Wednesday, May 1, 2013

Hip-Hop, Authority, And Relationships

On Wednesday, Frostburg State University hosted an event called Bust It Open. This program was designed to explain the history of hip-hop and its correlation to the roles that black males play in relationships.

Dr. Derrick Jenkins
This photo was taken from
the  University Of Cincinnati

Dr. Derrick J. Jenkins was the host of the event. Before starting the event, Dr. Jenkins went through his quick background. He began by telling us about his personality when he was a boy. Being the only boy of four, he described himself as the surrogate husband to his mom. Yet he then went on to say, "Authority really wasn't my thing." Which ultimately lead him to military school. (His reasoning for going to this school was that he saw the logo and like the sword that was part of it.) However, Jenkins didn't really like the environmental since all military school is authority. He went on to go to the University Of Cincinnati where he majored in African American studies.

While in college, he and a couple of his buddies decided to join fraternities in order to meet new people. He later went on to talk about how some of these frats that they joined seem to always be at war with each other. "It was the Best and worst thing I've done." What he learned most from joining a fraternity was the role of identity. Jenkins described identity as creating or mirroring an identity created by popular culture. Which is how we segued into the identity created by the popular culture of hip-hop.

Before talking about hip-hop he asked the audience what a "ratchet culture" is. The audience collectively agreed that these days a ratchet culture is described as ignorant or "ghetto" people. This then lead to the mini-history lesson on the word ghetto and how these days it has been used greatly out of context. When we talked about ratchet culture, Jenkins steered the conversation to the context of hip-hop music and how it can represent a ratchet culture.

"Does hip-hop influence relationships or does it start in the home?" This was an exercise created by Dr.
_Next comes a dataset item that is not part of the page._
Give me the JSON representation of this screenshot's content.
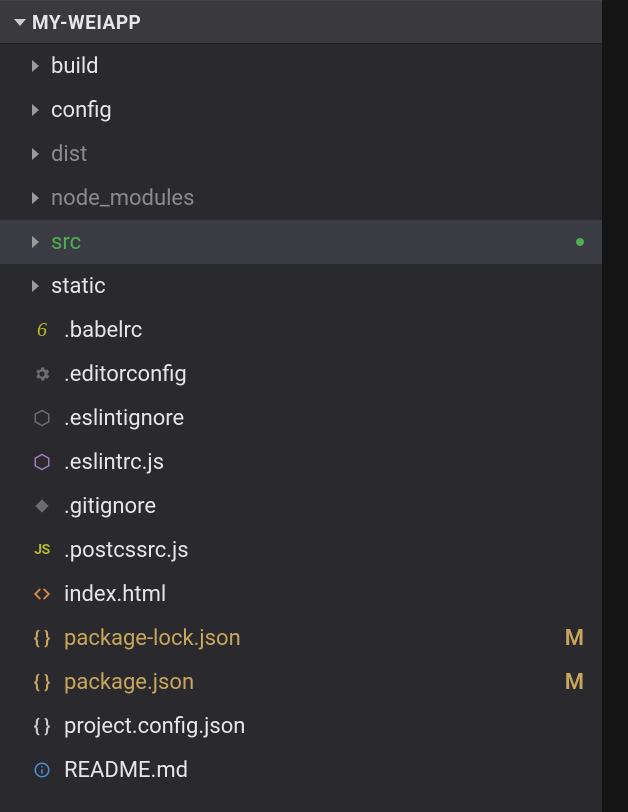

Jenkins. He told us to stand in three sections to express our answer to the question: Agree, Neutral, Disagree. Out of 20-25 people, only 4 people disagreed that how you act in relationships was based on how you were raised and not lyrics. Tony Mancuso said, "It starts with how you're raised. It's through experiences, not music." However, the opposing side had a lot to say. They came to the conclusion that hip-hop is a culture in itself. It forms the way we think. "It started as music or genre to voice oppression." Chris Inskeep was very adamant when explaining that hip-hop was originally how African Americans voiced their opinions and their likes and dislikes. Listening to those likes and dislikes eventually become our likes and dislikes.

The idea that hip-hop is a culture and it affecting our feelings is a prime example or media priming. Media priming is when any mass medium starts to affect our thoughts and feelings. Media Priming is how you decide you have a favorite music artist or actor. While influence does start in the home, it also is affected by anything watched, listened to, or read. Think about the information you're taking in people!